Best joke in a long time: Carbon Dioxide — they call it pollution, we call it life.

co2
  • co2They call it a compelling challenge to global warming alarmism. We call it a hilarious testament to PR crapola!

    Those wild and crazy folks over at the Competitive Enterprise Institute (AKA Climate Skeptics, Inc) are worried that CO2 has gotten a bad name, so they’re pouring those hard-earned Exxon dollars into a couple tv spots to polish up its image. You gotta pity these guys. Scientists who’ll say Global Warming is a myth are getting harder and harder to buy, Corporations that want to be associated with their hamfisted dirty tricks are fleeing like proverbial rats from a sinking ship, and the best they can muster is the subliminal message that if you think CO2 is a pollutant, you’re anti-civilization and have a problem with little girls in white dresses puffing dandelion clocks into the wind. Owww. That hurts.

    3 thoughts on “Best joke in a long time: Carbon Dioxide — they call it pollution, we call it life.

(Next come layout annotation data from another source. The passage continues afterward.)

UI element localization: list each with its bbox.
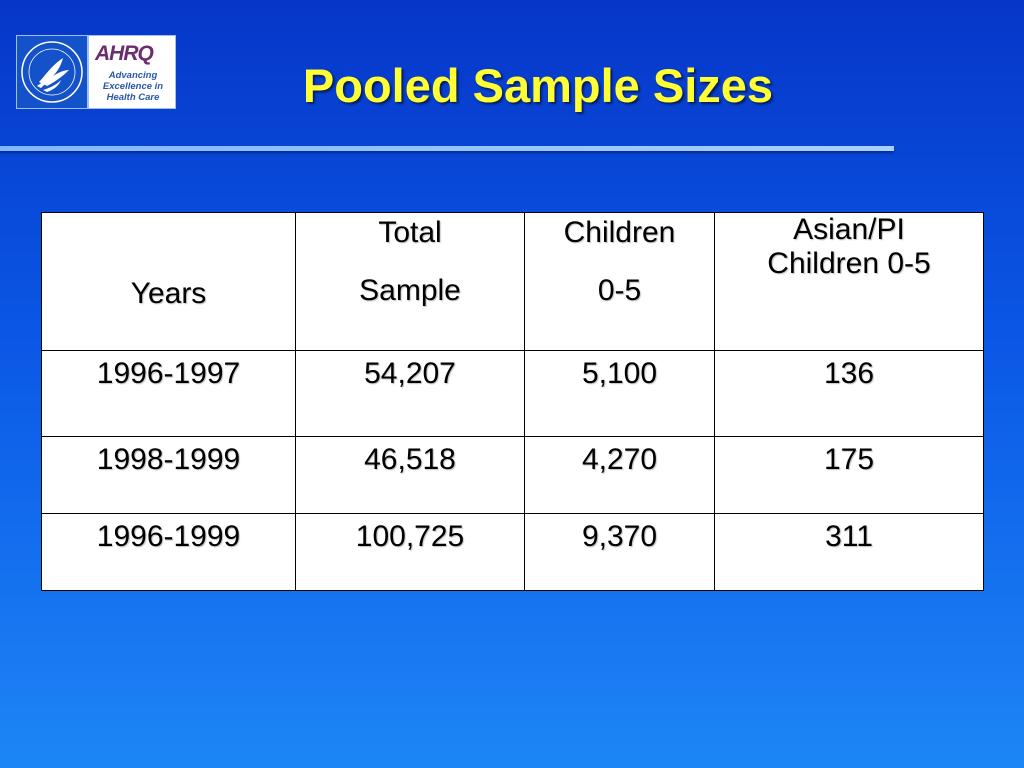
table-row: 1996-1997 54,207 5,100 136 [41, 350, 984, 437]
header-total-sample-line2: Sample [359, 274, 461, 307]
header-asian-pi: Asian/PI Children 0-5 [714, 212, 984, 351]
slide-title: Pooled Sample Sizes [302, 59, 774, 112]
cell-total-sample: 100,725 [295, 513, 525, 591]
cell-asian-pi: 175 [714, 436, 984, 514]
hhs-eagle-seal-icon [21, 41, 83, 103]
cell-total-sample: 54,207 [295, 350, 525, 437]
header-total-sample: Total Sample [295, 212, 525, 351]
title-divider [0, 146, 894, 151]
cell-children: 9,370 [524, 513, 715, 591]
header-children-line2: 0-5 [597, 274, 642, 307]
header-years: Years [41, 212, 296, 351]
table-row: 1998-1999 46,518 4,270 175 [41, 436, 984, 514]
header-total-sample-line1: Total [378, 216, 442, 249]
hhs-logo [16, 35, 88, 109]
cell-children: 5,100 [524, 350, 715, 437]
header-children-line1: Children [563, 216, 676, 249]
header-asian-pi-line2: Children 0-5 [767, 247, 931, 280]
header-years-label: Years [130, 277, 207, 310]
cell-years: 1998-1999 [41, 436, 296, 514]
ahrq-logo: AHRQ Advancing Excellence in Health Care [88, 35, 176, 109]
cell-asian-pi: 311 [714, 513, 984, 591]
table-row: 1996-1999 100,725 9,370 311 [41, 513, 984, 591]
cell-children: 4,270 [524, 436, 715, 514]
cell-asian-pi: 136 [714, 350, 984, 437]
ahrq-logo-wordmark: AHRQ [95, 42, 154, 65]
ahrq-logo-tagline: Advancing Excellence in Health Care [102, 70, 164, 103]
header-children: Children 0-5 [524, 212, 715, 351]
cell-years: 1996-1997 [41, 350, 296, 437]
table-header-row: Years Total Sample Children 0-5 Asian/PI… [41, 212, 984, 351]
header-asian-pi-line1: Asian/PI [793, 213, 905, 246]
cell-years: 1996-1999 [41, 513, 296, 591]
sample-size-table: Years Total Sample Children 0-5 Asian/PI… [41, 212, 984, 591]
cell-total-sample: 46,518 [295, 436, 525, 514]
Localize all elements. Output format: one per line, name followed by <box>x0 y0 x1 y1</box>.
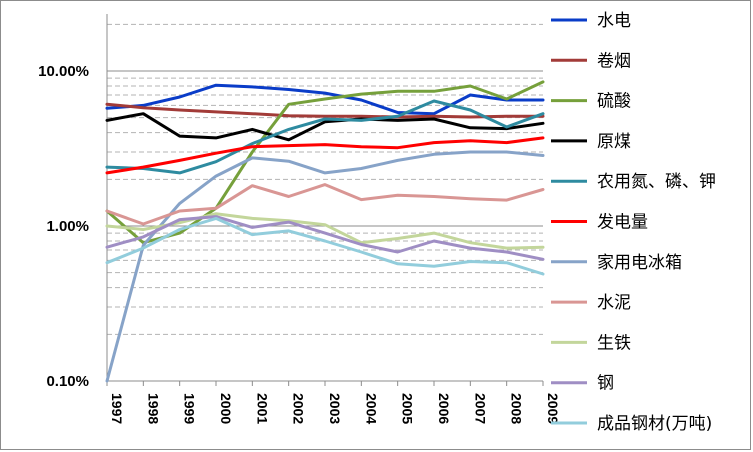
x-tick-label: 2005 <box>400 393 416 424</box>
x-tick-label: 2006 <box>436 393 452 424</box>
legend-label: 卷烟 <box>597 51 631 71</box>
series-line <box>105 212 545 250</box>
legend-label: 家用电冰箱 <box>597 253 682 273</box>
x-tick-label: 2009 <box>545 393 561 424</box>
x-tick-label: 1997 <box>109 393 125 424</box>
series-line <box>105 83 545 116</box>
x-tick-label: 2002 <box>291 393 307 424</box>
legend-label: 农用氮、磷、钾 <box>597 172 716 192</box>
x-tick-label: 2000 <box>218 393 234 424</box>
legend-label: 硫酸 <box>597 92 631 112</box>
legend-label: 水电 <box>597 11 631 31</box>
series-line <box>105 80 545 245</box>
series-lines <box>105 80 545 383</box>
series-line <box>105 215 545 261</box>
series-line <box>105 150 545 383</box>
legend-label: 成品钢材(万吨) <box>597 414 712 434</box>
y-tick-label: 0.10% <box>46 373 89 390</box>
series-line <box>105 102 545 119</box>
y-tick-label: 10.00% <box>38 63 89 80</box>
y-tick-labels: 10.00% 1.00% 0.10% <box>38 63 89 390</box>
series-line <box>105 112 545 142</box>
legend-label: 水泥 <box>597 293 631 313</box>
gridlines <box>107 23 543 382</box>
x-tick-label: 2004 <box>363 393 379 424</box>
y-tick-label: 1.00% <box>46 218 89 235</box>
x-tick-label: 2007 <box>472 393 488 424</box>
legend-label: 原煤 <box>597 132 631 152</box>
legend-label: 生铁 <box>597 333 631 353</box>
x-tick-label: 2001 <box>254 393 270 424</box>
series-line <box>105 136 545 175</box>
x-tick-label: 1998 <box>145 393 161 424</box>
x-tick-label: 1999 <box>182 393 198 424</box>
x-tick-labels: 1997 1998 1999 2000 2001 2002 2003 2004 2005 2006… <box>109 393 561 424</box>
x-tick-label: 2008 <box>509 393 525 424</box>
legend-label: 发电量 <box>597 213 648 233</box>
axes <box>106 14 544 386</box>
series-line <box>105 216 545 276</box>
series-line <box>105 99 545 175</box>
legend-label: 钢 <box>597 374 614 394</box>
series-line <box>105 183 545 226</box>
x-tick-label: 2003 <box>327 393 343 424</box>
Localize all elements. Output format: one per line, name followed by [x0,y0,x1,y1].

    1. Unfinished explanation of combustion process from fossil fuel. Combustion turns good co2 into nitrous oxide, the cause of global warming. You need combustion to convert water to steam to electricity. Its a very profitable for the energy business, and the biggest contributor to greenhouse is the governments of the US-fed,staste and local. They are the largest users of electricity– Talk about the kettle calling the pot black.

    2. jesus wept. you couldn’t make this shit up. no seriously, if i had seen that without an introduction from this blog i would have thought that was an onion pisstake.

    3. Plutonium Page

      We watched these yesterday and couldn’t stop laughing. I downloaded the scripts from the CEI. Absolute comedy gold. I have no choice but to edit it:

      The fuels that produce C02 have freed us from a world of back-breaking labor, lighting up our lives, allowing us to create and move the things we need, the people we love.

      Translation: “We’ve made so much money off CO2 Exxon’s oil that we can go on a skiing vacation in St. Moritz. Wait, where’s the snow? You say it melted? It’s gone for good?”